Alternative asset managers such as Apollo Global Management Inc., KKR & Co. Inc. and Blackstone Inc. are financing blue-chip companies increasingly as businesses look for new sources of capital to help counteract the effects of higher interest rates and a slowing economy.
Executives say the shift was a natural outgrowth of private credit’s fundraising spree, giving managers cash to lend. As well, most major private equity groups have bought or invested in an insurance company in the past five years, drawing in hundreds of billions of premiums to invest. Apollo is not alone. KKR bought a majority stake in insurer Global Atlantic Financial Group LLC in 2021, adding US$90-billion to the group’s assets at the time. Carlyle purchased just less than a fifth of reinsurer Fortitude Re from AIG in 2018 before striking a new deal last year that reduced its stake but boosted Carlyle’s assets by about US$50-billion. Blackstone, meanwhile, invests on behalf of insurers such as Corebridge Financial Inc. through its insurance solutions division.

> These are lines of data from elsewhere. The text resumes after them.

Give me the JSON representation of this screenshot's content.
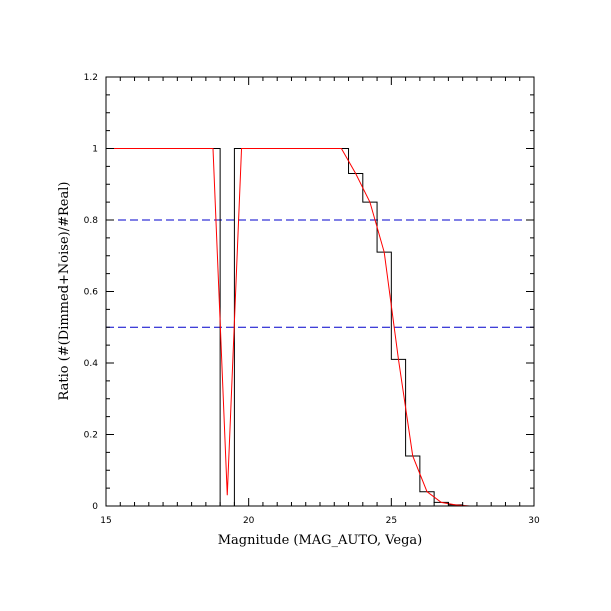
{
  "chart_data": {
    "type": "line",
    "title": "",
    "xlabel": "Magnitude (MAG_AUTO, Vega)",
    "ylabel": "Ratio (#(Dimmed+Noise)/#Real)",
    "xlim": [
      15,
      30
    ],
    "ylim": [
      0,
      1.2
    ],
    "x_ticks": [
      15,
      20,
      25,
      30
    ],
    "x_tick_labels": [
      "15",
      "20",
      "25",
      "30"
    ],
    "y_ticks": [
      0,
      0.2,
      0.4,
      0.6,
      0.8,
      1,
      1.2
    ],
    "y_tick_labels": [
      "0",
      "0.2",
      "0.4",
      "0.6",
      "0.8",
      "1",
      "1.2"
    ],
    "grid": false,
    "reference_lines": [
      {
        "y": 0.8,
        "style": "dashed",
        "color": "#0000cc"
      },
      {
        "y": 0.5,
        "style": "dashed",
        "color": "#0000cc"
      }
    ],
    "series": [
      {
        "style": "histogram-step",
        "color": "#000000",
        "bin_edges": [
          15,
          15.5,
          16,
          16.5,
          17,
          17.5,
          18,
          18.5,
          19,
          19.5,
          20,
          20.5,
          21,
          21.5,
          22,
          22.5,
          23,
          23.5,
          24,
          24.5,
          25,
          25.5,
          26,
          26.5,
          27,
          27.5,
          28,
          28.5,
          29,
          29.5,
          30
        ],
        "values": [
          1,
          1,
          1,
          1,
          1,
          1,
          1,
          1,
          0,
          1,
          1,
          1,
          1,
          1,
          1,
          1,
          1,
          0.93,
          0.85,
          0.71,
          0.41,
          0.14,
          0.04,
          0.01,
          0.003,
          0,
          0,
          0,
          0,
          0
        ]
      },
      {
        "style": "line",
        "color": "#ff0000",
        "x": [
          15,
          18.75,
          19.25,
          19.75,
          20.25,
          23.25,
          23.75,
          24.25,
          24.75,
          25.25,
          25.75,
          26.25,
          26.75,
          27.25,
          27.75,
          30
        ],
        "y": [
          1,
          1,
          0.03,
          1,
          1,
          1,
          0.93,
          0.85,
          0.71,
          0.41,
          0.14,
          0.04,
          0.01,
          0.003,
          0,
          0
        ]
      }
    ]
  }
}
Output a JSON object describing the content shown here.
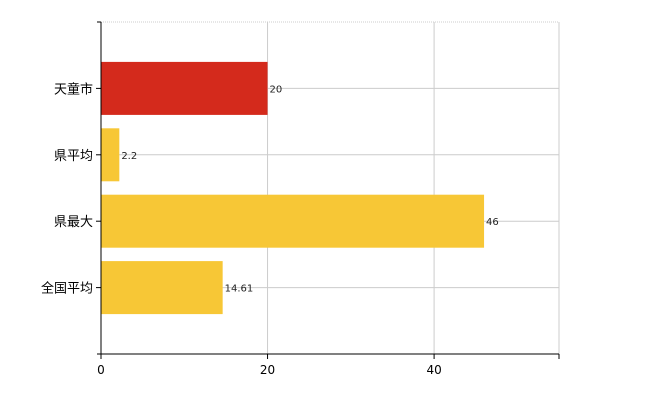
{
  "chart_data": {
    "type": "bar",
    "orientation": "horizontal",
    "title": "",
    "xlabel": "",
    "ylabel": "",
    "categories": [
      "天童市",
      "県平均",
      "県最大",
      "全国平均"
    ],
    "values": [
      20,
      2.2,
      46,
      14.61
    ],
    "value_labels": [
      "20",
      "2.2",
      "46",
      "14.61"
    ],
    "bar_colors": [
      "#d42a1c",
      "#f7c736",
      "#f7c736",
      "#f7c736"
    ],
    "xlim": [
      0,
      55
    ],
    "xticks": [
      0,
      20,
      40
    ],
    "xtick_labels": [
      "0",
      "20",
      "40"
    ],
    "grid": true,
    "legend": "none",
    "colors": {
      "highlight": "#d42a1c",
      "default": "#f7c736",
      "grid": "#cccccc",
      "axis": "#000000"
    }
  }
}
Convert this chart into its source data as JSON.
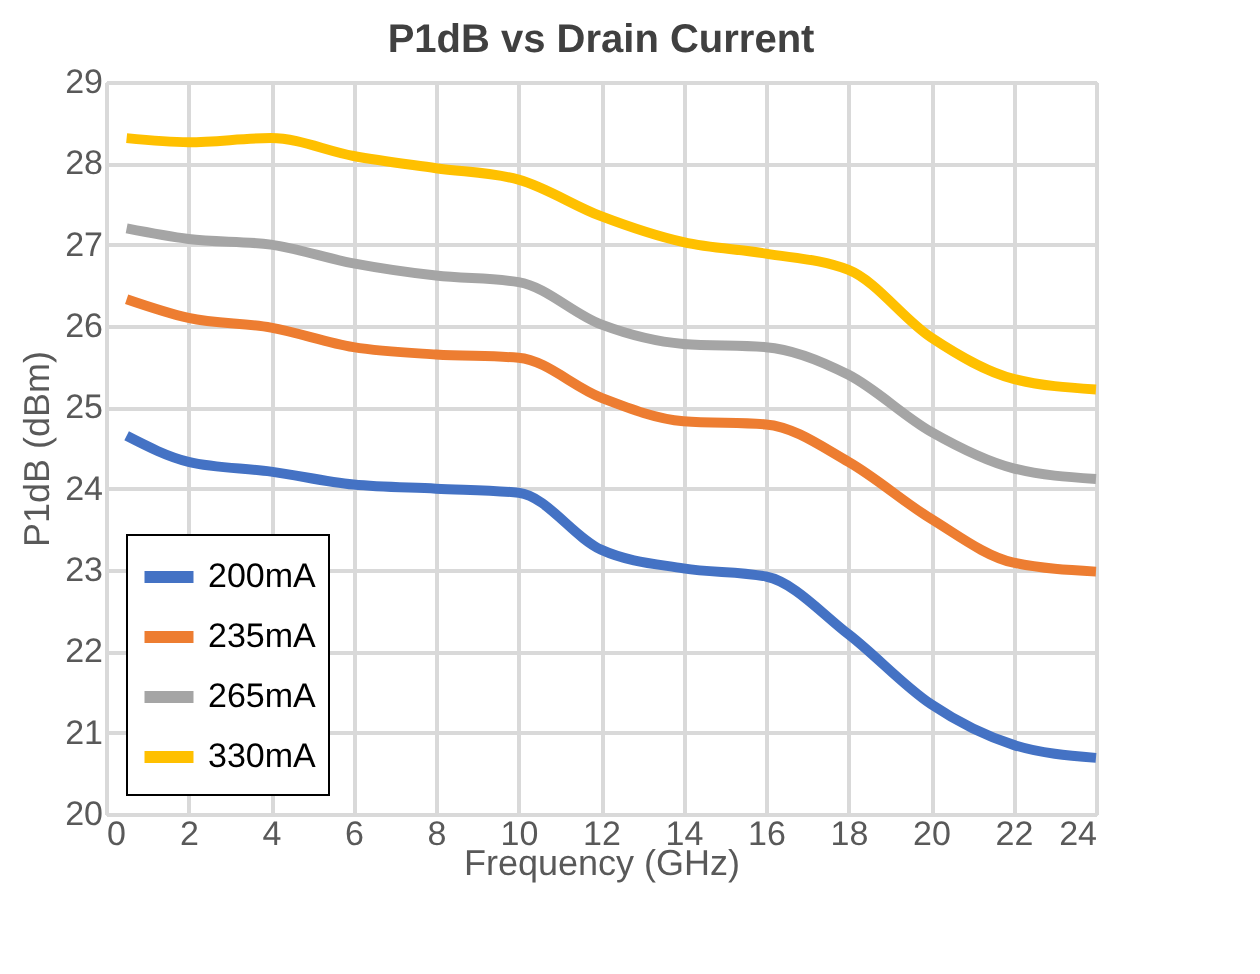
{
  "chart_data": {
    "type": "line",
    "title": "P1dB vs Drain Current",
    "xlabel": "Frequency (GHz)",
    "ylabel": "P1dB (dBm)",
    "x": [
      0.5,
      2,
      4,
      6,
      8,
      10,
      12,
      14,
      16,
      18,
      20,
      22,
      24
    ],
    "series": [
      {
        "name": "200mA",
        "color": "#4472c4",
        "values": [
          24.65,
          24.33,
          24.21,
          24.05,
          24.0,
          23.95,
          23.25,
          23.02,
          22.92,
          22.21,
          21.35,
          20.85,
          20.69
        ]
      },
      {
        "name": "235mA",
        "color": "#ed7d31",
        "values": [
          26.33,
          26.1,
          25.98,
          25.74,
          25.65,
          25.61,
          25.12,
          24.83,
          24.79,
          24.33,
          23.63,
          23.09,
          22.98
        ]
      },
      {
        "name": "265mA",
        "color": "#a5a5a5",
        "values": [
          27.2,
          27.07,
          27.0,
          26.77,
          26.62,
          26.54,
          26.02,
          25.78,
          25.74,
          25.4,
          24.7,
          24.25,
          24.12
        ]
      },
      {
        "name": "330mA",
        "color": "#ffc000",
        "values": [
          28.31,
          28.26,
          28.31,
          28.09,
          27.94,
          27.8,
          27.35,
          27.03,
          26.89,
          26.69,
          25.86,
          25.35,
          25.22
        ]
      }
    ],
    "xlim": [
      0,
      24
    ],
    "xticks": [
      0,
      2,
      4,
      6,
      8,
      10,
      12,
      14,
      16,
      18,
      20,
      22,
      24
    ],
    "ylim": [
      20,
      29
    ],
    "yticks": [
      20,
      21,
      22,
      23,
      24,
      25,
      26,
      27,
      28,
      29
    ],
    "grid": true,
    "legend": "bottom left",
    "marker": "none",
    "line_style": "solid"
  }
}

That can prove attractive to companies needing to raise cash without tapping the investment-grade bond market, particularly when issuing more debt at the corporate level would influence a business’s credit rating. Apollo bought US$2-billion of AT&T preferred stock in a deal that allowed the wireless carrier to partially repay some of its outstanding preferred equity. That followed a US$1-billion investment in German real estate group Vonovia SE in a similar structure.
The use of insurance capital and private credit is just the latest example of blue-chip companies pairing up with alternative asset managers.